Unfortunately, those two perspectives have been grossly confused in the design of the XML messaging infrastructure. So they're trying to accommodate both of those perspectives. That's a laudable goal, because it's nice to have the same infrastructure do two jobs -- you only need to learn one thing. But this is why there's a lot of confusion about whether SOAP is replacing CORBA or EDI.

Q: We'd think that, if you were trying to replace CORBA with SOAP, the more things you add on, the less lightweight it would be.
A: This is, in fact, precisely what's happening. What we have right now is Web services that are completely isomorphic to the CORBA infrastructure. We have a wire protocol, we have an interface definition language, and we have a directory query language and a discovery language. Those are, respectively, SOAP for the wire protocol, WSDL for the interface definition language and UDDI for discovery and directory.

Q: Is that bad or good, or just one of those things?
A: It's just one of those things. No matter how hard you try to have a grand design, things always evolve. People started out with SOAP as a very lightweight model -- one of the reasons why SOAP is so good for so many things is because it doesn't actually do very much. It's a structure for doing other things. To dive down to the technical depths for a second, you have the body and the header separation. SOAP in and of itself doesn't define any header tags, or do any security or transactions or any of those things. All it does is allow you to send a message with parameters and a target to another computer. But it has this extensible header where you can sort of proprietarily extend SOAP with transactions, security, quality of service and all of those good things. And so that's made it useful for lots of different problems. But you have to pile on a bunch of extra stuff to actually make it feasible in a large-scale architecture.

In my experience, consulting for companies that are building XML-based architectures, the confusion between which type of messaging -- the distributed object flavor or the EDI flavor -- is a tremendous decision people have to make that they don't realize they have to make or that not all of them realize they have to make. There's actually quite an impassioned discussion in the distributed computing community over which of these styles is feasible. There are many people who believe that in the large-scale architectures, the distributed object model is inherently unworkable and that we should design all of our systems with more of an EDI bulk message flavor.

Q: That makes room for conflict.
A: Yes, it is very disruptive when you have the thought leaders saying we should use this messaging model, and the people who have the skills in the projects are just sort of naturally inclined toward the distributed object model. From the management perspective, it can be quite a difficult challenge to overcome that tension. And when you see vendors not making clean separations between these two styles of messaging, so that you have a messaging toolkit from a major application server or distributed computing infrastructure vendor that allows you to do either one and doesn't actually make you come out and say which one you are doing, you can end up with the worst of both worlds.
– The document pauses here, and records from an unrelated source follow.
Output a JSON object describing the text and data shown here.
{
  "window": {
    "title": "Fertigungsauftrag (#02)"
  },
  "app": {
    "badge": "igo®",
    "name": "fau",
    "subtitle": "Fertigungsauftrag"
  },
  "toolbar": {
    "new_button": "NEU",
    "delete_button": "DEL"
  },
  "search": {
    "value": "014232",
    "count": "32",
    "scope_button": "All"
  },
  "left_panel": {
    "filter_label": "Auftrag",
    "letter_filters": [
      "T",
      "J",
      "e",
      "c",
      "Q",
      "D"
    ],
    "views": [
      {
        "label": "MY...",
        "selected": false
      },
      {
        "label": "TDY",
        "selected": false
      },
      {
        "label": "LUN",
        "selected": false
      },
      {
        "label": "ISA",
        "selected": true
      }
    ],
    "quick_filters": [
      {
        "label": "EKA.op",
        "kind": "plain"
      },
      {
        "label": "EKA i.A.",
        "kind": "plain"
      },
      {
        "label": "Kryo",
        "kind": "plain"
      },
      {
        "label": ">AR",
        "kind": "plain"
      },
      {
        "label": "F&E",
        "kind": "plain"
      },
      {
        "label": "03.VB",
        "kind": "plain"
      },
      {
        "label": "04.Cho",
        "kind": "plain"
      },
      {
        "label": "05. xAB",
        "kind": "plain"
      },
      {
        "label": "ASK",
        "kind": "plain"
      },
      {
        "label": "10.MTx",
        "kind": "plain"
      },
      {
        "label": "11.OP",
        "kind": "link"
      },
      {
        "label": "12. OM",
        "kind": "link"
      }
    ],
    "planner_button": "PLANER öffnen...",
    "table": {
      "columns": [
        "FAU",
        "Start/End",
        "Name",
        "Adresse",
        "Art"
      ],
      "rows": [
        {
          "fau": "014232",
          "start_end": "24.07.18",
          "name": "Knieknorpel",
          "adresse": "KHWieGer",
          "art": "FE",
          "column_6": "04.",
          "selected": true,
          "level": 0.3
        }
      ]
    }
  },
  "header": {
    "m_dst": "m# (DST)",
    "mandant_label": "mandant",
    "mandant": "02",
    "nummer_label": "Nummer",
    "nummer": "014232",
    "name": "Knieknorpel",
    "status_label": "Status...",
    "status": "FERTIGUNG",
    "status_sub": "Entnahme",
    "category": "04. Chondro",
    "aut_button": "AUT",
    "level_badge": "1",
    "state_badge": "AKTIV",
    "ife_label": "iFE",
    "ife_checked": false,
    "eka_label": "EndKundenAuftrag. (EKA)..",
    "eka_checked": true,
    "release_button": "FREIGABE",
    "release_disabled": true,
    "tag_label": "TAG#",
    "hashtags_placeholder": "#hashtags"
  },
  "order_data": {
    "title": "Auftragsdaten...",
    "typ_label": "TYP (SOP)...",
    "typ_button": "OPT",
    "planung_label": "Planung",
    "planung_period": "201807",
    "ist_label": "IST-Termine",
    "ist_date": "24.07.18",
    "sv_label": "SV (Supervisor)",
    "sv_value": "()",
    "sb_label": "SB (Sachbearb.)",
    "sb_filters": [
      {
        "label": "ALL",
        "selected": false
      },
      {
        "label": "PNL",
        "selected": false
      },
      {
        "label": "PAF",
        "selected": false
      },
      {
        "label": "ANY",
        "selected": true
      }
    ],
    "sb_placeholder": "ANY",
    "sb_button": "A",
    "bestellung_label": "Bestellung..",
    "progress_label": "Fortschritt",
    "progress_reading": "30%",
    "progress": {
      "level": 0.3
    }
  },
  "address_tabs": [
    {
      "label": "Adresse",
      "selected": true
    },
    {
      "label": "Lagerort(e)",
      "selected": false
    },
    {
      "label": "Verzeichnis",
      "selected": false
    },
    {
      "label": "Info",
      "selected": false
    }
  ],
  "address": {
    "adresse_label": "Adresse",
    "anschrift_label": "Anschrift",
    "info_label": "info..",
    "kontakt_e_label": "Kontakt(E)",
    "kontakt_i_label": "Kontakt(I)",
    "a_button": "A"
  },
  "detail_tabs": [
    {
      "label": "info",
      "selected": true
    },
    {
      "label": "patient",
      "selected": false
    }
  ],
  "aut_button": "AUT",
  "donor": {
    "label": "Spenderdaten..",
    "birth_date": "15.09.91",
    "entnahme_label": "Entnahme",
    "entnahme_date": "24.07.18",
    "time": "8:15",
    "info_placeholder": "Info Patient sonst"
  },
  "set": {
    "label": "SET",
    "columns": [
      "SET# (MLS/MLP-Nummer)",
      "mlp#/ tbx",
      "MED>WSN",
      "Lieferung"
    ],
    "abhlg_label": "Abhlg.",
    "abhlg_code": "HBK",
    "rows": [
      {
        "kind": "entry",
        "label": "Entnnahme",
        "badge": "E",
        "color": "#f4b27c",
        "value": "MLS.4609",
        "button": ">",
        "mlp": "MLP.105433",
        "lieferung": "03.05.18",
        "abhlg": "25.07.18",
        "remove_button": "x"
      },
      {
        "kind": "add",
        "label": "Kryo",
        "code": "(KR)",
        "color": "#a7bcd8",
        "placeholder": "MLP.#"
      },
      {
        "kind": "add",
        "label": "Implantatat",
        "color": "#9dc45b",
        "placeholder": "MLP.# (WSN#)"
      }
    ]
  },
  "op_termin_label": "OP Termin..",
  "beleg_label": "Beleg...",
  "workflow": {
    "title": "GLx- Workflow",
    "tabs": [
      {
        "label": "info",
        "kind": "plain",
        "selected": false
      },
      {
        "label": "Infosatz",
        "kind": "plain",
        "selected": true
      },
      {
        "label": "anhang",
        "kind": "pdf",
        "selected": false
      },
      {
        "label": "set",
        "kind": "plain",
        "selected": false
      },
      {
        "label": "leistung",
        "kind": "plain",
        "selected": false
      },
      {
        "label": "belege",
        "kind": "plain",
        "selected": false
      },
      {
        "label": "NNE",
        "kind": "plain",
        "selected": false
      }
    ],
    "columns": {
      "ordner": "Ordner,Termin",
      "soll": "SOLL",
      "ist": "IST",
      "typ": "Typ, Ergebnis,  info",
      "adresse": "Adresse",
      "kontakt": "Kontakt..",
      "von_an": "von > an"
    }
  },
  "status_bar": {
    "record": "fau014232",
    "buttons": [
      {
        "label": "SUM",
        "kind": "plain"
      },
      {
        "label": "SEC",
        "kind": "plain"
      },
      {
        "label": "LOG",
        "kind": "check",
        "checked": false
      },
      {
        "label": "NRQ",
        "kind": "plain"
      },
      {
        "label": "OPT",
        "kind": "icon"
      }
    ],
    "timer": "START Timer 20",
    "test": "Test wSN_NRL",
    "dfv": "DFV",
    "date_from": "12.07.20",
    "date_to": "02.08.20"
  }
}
When you're designing and prototyping/building the initial version of a system, the impact of these distinctions is unclear; they make the biggest difference when you're under high load and your scalability requirements start to become crucial. You don't actually see the impact of a decision you have to make very early on in the development cycle until very late in the deployment cycle.

This is the argument that is generally made for using the EDI message-type architecture over distributed objects -- it's far more scalable. I'm not saying it actually is, I'm saying this is generally the argument that's made: That it's asynchronous vs. synchronous, for one, and that you generally have much less interaction between systems in a messaging architecture. You say 'Here's a big block of data, go do something with it' as opposed to 'Create a new customer, give that customer an address, give that customer a name, now start adding line items to their order' and so on.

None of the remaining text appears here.